A Câmara de Santa Comba Dão tem um problema delicado em mãos, que deriva da sua ligação a Salazar ser simultaneamente um fator de notoriedade, talvez "o" seu fator de notoriedade e esta ser ideologicamente carregada. Após décadas a fazer de conta, tem agora um autarca que decidiu virar o rótulo a seu favor. Mas fê-lo com a seguinte perspetiva:
"A nossa é sempre uma perspetiva objetiva e histórica, porque os juízos de valor não têm de ser feitos pela autarquia, têm de ser as pessoas, os historiadores, os investigadores [a fazê-los]. Nós temos apenas de demonstrar a nossa convicção de que o que estamos a fazer é útil para o concelho e para a região. E se temos um vinho `Memórias de Salazar" é porque sentimos que as pessoas procuram essa ligação quando nos visitam"
O senhor Presidente da Câmara desenvolve um raciocínio absurdo e politicamente cai num erro profundo, para quem se coloca numa perspetiva democrática.
Primeiro, porque uma autarquia não é uma associação comercial nem um corpo de funcionários, é um orgão de poder local, não é legítimo que diga que não tem que fazer juízos de valor sobre história política. Pelo contrário, uma autarquia, em matéria de história política tem que fazer juízos de valor desse género nas mais diversas atividades, da simples toponímia à sua política de memória histórica. E uma autarquia como Santa Comba Dão está na primeira linha das que os têm que fazer.
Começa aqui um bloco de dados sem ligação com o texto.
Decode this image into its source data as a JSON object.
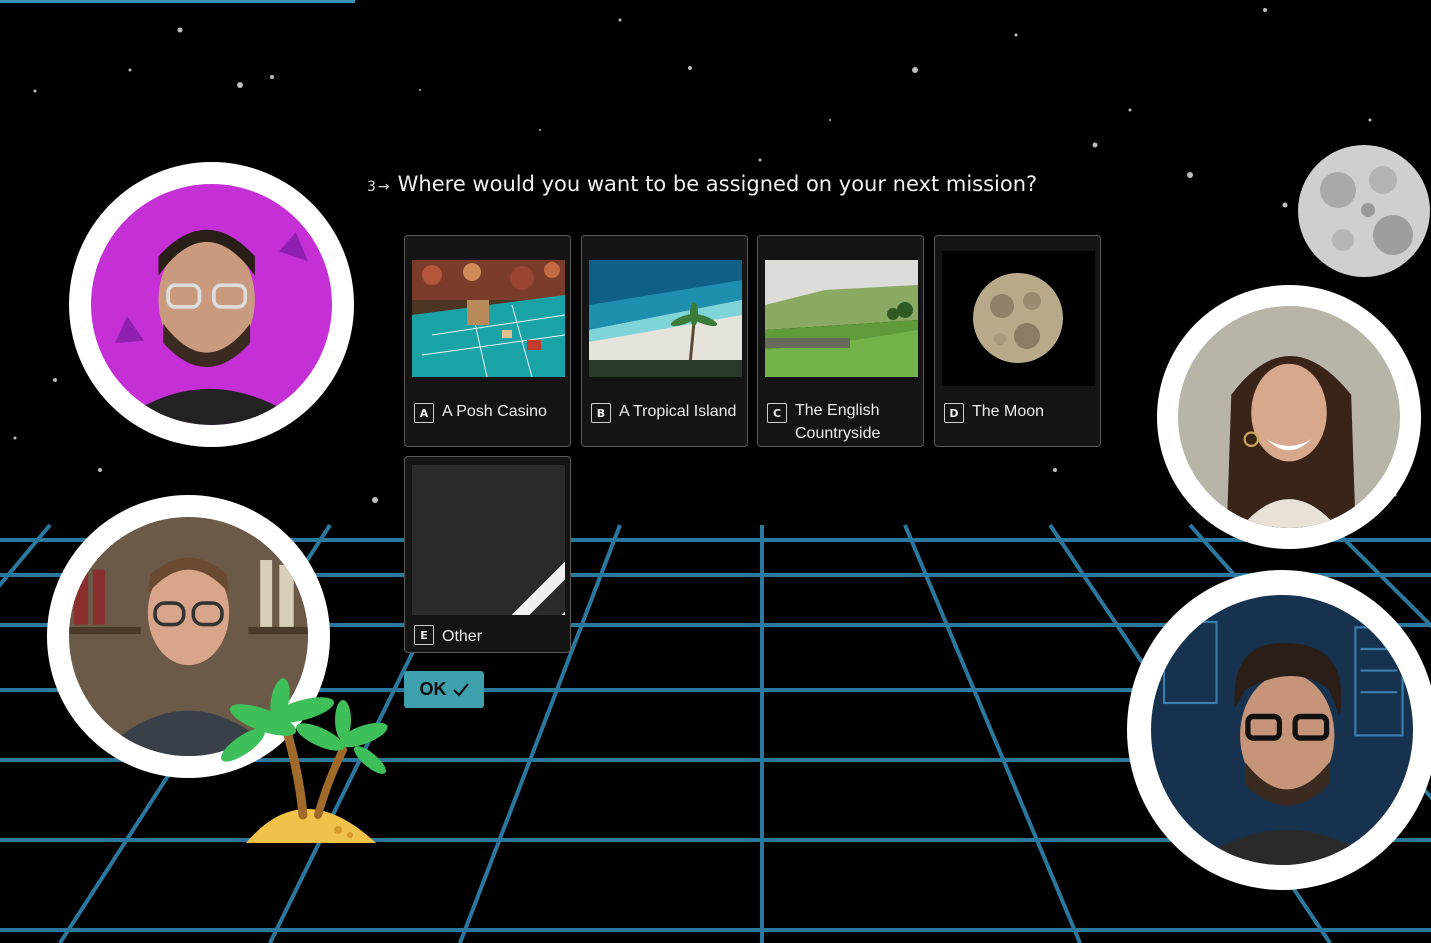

Segundo, porque o exercício de transformar a marca do ditador no símbolo do concelho, acriticamente ou melhor panegiricamente embora com o panegírico disfarçado de acriticismo é uma escolha do campo antidemocrático. Pode o senhor Presidente até objetar que se o seu município fosse a Marinha Grande, Baleizão ou Almada manipularia o sentimento antifascista da mesma forma que tenta fazê-lo com o filofascista na sua terra. Mas é pura falácia. Ele bem sabe que quem comprar as garrafas de vinho "Memórias de Salazar" não está interessado na qualidade da pinga mas em levar consigo o ícone do ditador.
Volto ao princípio. Santa Comba Dão tem que lidar com a memória de Salazar. Nesse ponto o Presidente da Câmara tem razão. Mas tem que escolher lados. Pela sua lógica "neutra" se fosse autarca na terra natal de Hitler venderia cerveja com o rótulo do facínora. Em suma, o Presidente da Câmara de Santa Comba Dão escolheu uma má maneira de lidar com uma boa questão de política local. Apenas se pode desejar que os democratas locais que não sofram de sentimentos ambíguos em relação a Salazar sejam capazes de perceber que a gestão deste problema marca mais decisivamente o futuro local do que as diferenças ideológicas de carácter nacional ou internacional. A democracia local também vive da capacidade de unir e dividir em função de causas estritamente locais.
Quanto aos produtos "Salazar", só tenho uma reivindicação. Publiquem os nomes dos produtores que querem ter vantagem comercial com a associação a essa marca. Eu, como consumidor, sei o que fazer com todos os seus produtos que me apareçam à frente, tenham a marca que tiverem.
2 comentários:
Bom texto Paulo. Em tempos tive oportunidade de conversar sobre este tema com o Presidente da Câmara de Santa Comba Dão sobre a questão do uso do nome de Salazar como elemento de uma estratégia de promoção e valorização da terra. E fiquei com a sensação de que faz falta, nestas coisas, alguma capacidade de ver para além das soluções que, pelo menos aparentemente, nos podem trazer beneficios económicos. Nem sempre é bom que falem de nós. É preciso cuidar do que dizem de nós. E promover uma terra, socorrendo-se da figura do ditador, que governou Portugal durante 48 anos, não me parece ser a melhor forma de prestar um bom serviço à terra nem à democracia.A ideia do Presidente da Câmara, tal como a entendi nessa conversa, é utilizar o icon do ditador, para chamar a atenção da terra e promove-la como lugar de interesse turistico,deixando que cada um faça a sua avaliação. Fala.me, nessa altura, da ciração do museu Salazar.
mas esse vinho só compra quem quer, agora com os chineses na EDP, como sabem a China é um exemplo de democracia, das duas uma ou começamos a gastar velinhas ou então somos mesmo obrigados a gastar electricidade de uma empresa em que os "democratas" chineses tem participação. Onde está o problema?